Monday, July 02, 2007

Expanding My Source Control Horizons.

I have really enjoyed using SourceGear's Vault source control server for all my personal development needs for quite a while and I have been nothing but happy with them, I need to expand my horizons.

What I really like about SourceGear, aside from their excellent products, is that they seem to really get how to cater to the small, independent software developer. By providing a free single-user license they put themselves within reach of the developer who could not otherwise afford their product. They also are owned by an individual who really seems to know how to communicate with developers on their level. Through his blog about the daily issues of his software firm and excellent book, Business of Software, which I own and recommend picking up. Also, they support developers desire to extend their products with an automation API and a set of NAnt extensions.

But comfort breeds complacency. I need to try new stuff and see what's out there.

The world of source control tools has seen a surge of growth and even better, competition over the past couple years. The list of actively developed source controls tools, that are within the reach of a mere mortal developer, has grown tremendously and the choices are all very attractive.

So, I've decided to play around with a couple vendors that have licenses that appeal to me. So here's a brief description of what I want in terms of features and licensing.
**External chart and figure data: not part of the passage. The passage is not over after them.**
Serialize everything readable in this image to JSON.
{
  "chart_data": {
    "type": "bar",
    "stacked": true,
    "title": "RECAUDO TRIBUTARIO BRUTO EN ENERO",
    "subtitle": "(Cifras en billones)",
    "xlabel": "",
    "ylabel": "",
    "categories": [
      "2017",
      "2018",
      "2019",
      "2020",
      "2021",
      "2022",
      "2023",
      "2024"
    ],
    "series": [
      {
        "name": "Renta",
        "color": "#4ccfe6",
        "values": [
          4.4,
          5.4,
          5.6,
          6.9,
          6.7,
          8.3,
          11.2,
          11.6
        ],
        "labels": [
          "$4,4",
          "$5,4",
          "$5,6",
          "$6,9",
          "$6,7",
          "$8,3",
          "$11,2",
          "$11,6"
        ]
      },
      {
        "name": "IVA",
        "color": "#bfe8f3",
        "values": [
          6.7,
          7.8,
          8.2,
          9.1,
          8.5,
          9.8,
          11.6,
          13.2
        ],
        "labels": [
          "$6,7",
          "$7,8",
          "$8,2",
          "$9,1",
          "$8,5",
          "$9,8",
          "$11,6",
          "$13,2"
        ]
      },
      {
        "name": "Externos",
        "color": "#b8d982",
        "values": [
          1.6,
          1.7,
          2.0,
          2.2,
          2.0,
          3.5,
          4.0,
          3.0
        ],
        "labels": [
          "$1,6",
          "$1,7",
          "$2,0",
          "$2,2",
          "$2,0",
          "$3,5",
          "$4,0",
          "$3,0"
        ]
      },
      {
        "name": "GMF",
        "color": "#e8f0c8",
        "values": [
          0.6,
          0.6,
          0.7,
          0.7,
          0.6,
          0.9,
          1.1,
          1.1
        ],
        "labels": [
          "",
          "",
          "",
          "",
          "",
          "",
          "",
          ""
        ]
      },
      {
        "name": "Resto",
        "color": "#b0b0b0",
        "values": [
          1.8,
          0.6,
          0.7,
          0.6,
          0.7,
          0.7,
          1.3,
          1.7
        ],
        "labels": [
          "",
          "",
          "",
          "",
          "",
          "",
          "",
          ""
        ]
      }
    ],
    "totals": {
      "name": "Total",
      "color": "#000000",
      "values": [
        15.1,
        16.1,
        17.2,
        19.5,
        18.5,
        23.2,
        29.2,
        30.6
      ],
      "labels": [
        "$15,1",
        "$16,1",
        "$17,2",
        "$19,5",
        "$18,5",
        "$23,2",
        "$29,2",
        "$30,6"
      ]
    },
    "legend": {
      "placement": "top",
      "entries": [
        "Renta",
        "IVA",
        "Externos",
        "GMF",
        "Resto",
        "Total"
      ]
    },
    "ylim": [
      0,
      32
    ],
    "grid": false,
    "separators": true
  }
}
Cheap, or at least reasonably priced, since I'm not writing packaged software for sale at this point, I'd like a vendor who has discounted licenses for open-source software developers and teams. I like to constantly merge/check-in my code to the repository so having to break flow by leaving the comfort of VS.Net is not desirable. Also, I don't like having to memorize the command-line utility, I am a GUI brat and although I've worked with services and console apps for years I prefer managing the server via some form of GUI, web-based or standalone application doesn't matter. There also needs to be the ability to integrate with CruiseControl.NET and NAnt. Also, labeling needs to be easy, branching and merging of branches should be simple operations. The creation of repositories and working structures needs to be painless. Checkins needs to be atomic and transactional, individual pieces of changelists need to be easily rolled back and commit failures cannot corrupt the repository.


I know that my needs are very MSDevcentric. Hey, it's my list, if you want stuff for whatever platform you work in then that's your wish-list. So basing my requirements off that list I've looked around and have picked a couple tools that I am going to evaluate and report on before I decide whether to just stick with Vault or begin using another tool for my everyday use.


  • Perforce

    Very attractive open-source developer friendly licensing. An excellent book that covers Perforce as a tool is The Build Master which I own and have read.


  • Subversion

    CollabNet binaries, can't beat the license, FREE! I don't own this one yet but will be ordering it from Amazon. Version Control with Subversion


  • Visual Source Safe 6/2005

    From personal and painful experience, "Blech". I inherited it at my job but it's better than everyone working off a shared folder.


  • SourceGear Vault

    What I currently use, but will list it's merits. Vault is also covered in Coder to Developer, which I read cover-to-cover but then gave away as a gift to an excellent Agilist developer when he moved on to another company. Also, I think it's where I first heard about Vault.


  • Team Server

    I love me some CodePlex, best place for MS-based OSS projects I know of but I'm going to focus on the SCM aspect.


  • Surround SCM

    The current likely candidate for replacing VSS at work.



As I work through the different tools for the next couple weeks I'll update on my experiences using those tools in my day-to-day development tasks.